Media outlet Vice recently reported that it was able to buy location information from a data broker company called SafeGraph on traffic to Planned Parenthood clinics that offered abortions, including where people visiting the clinics came from, how long they stayed at the clinic and where they went afterwards. While the data was aggregated, privacy advocates say such location data can often be tied back to unique individuals, particularly in smaller communities where fewer phones are sharing data.

Location data derived from apps running on smartphones has already been used by antiabortion groups to convince women to avoid an abortion. Massachusetts Attorney General Maura Healey in 2017 reached a settlement with a Boston-area digital ads company to stop the use of geofencing technology to display anti-abortion ads to women who were in or near abortion clinics in Ohio, Virginia, New York, Pennsylvania and Missouri.

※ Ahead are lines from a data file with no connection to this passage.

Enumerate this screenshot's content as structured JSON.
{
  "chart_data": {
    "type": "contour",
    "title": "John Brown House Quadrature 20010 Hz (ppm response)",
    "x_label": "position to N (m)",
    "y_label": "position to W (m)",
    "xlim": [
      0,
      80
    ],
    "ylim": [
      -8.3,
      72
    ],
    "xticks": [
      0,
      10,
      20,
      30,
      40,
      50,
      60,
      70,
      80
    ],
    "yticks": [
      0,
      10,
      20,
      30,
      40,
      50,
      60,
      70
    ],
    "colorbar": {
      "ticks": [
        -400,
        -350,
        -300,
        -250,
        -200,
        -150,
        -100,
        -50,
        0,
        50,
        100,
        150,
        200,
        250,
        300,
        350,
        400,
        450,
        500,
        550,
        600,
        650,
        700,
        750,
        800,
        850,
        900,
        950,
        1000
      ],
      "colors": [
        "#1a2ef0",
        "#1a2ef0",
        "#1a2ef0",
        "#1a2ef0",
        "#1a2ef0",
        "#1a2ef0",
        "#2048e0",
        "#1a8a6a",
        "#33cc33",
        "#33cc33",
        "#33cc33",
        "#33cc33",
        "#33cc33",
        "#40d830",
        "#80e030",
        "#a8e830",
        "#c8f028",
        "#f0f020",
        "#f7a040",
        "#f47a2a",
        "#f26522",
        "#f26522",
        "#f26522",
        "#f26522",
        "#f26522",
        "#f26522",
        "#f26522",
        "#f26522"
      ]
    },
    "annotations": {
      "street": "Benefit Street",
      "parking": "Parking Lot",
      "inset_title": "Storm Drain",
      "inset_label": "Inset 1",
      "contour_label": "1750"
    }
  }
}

Copley Advertising had placed geofences around those clinics so that any phone that that came nearby triggered ads that would be served for up to 30 days such as “Pregnancy Help,” “You Have Choices,” and “You’re Not Alone.”

That practice violated Massachusetts consumer protection laws that protect “privacy in ... medical decisions and conditions,” the attorney general said, because Copley took advantage of technology that tracked consumers’ physical location, disclosed it to third-party advertisers, and targeted consumers with ads about their "private, sensitive, and intimate medical or physical condition" without consent.

“Consumers may not realize when they installed these apps that the app would disclose their location information for purposes unrelated to the app, including advertising,” Healey said.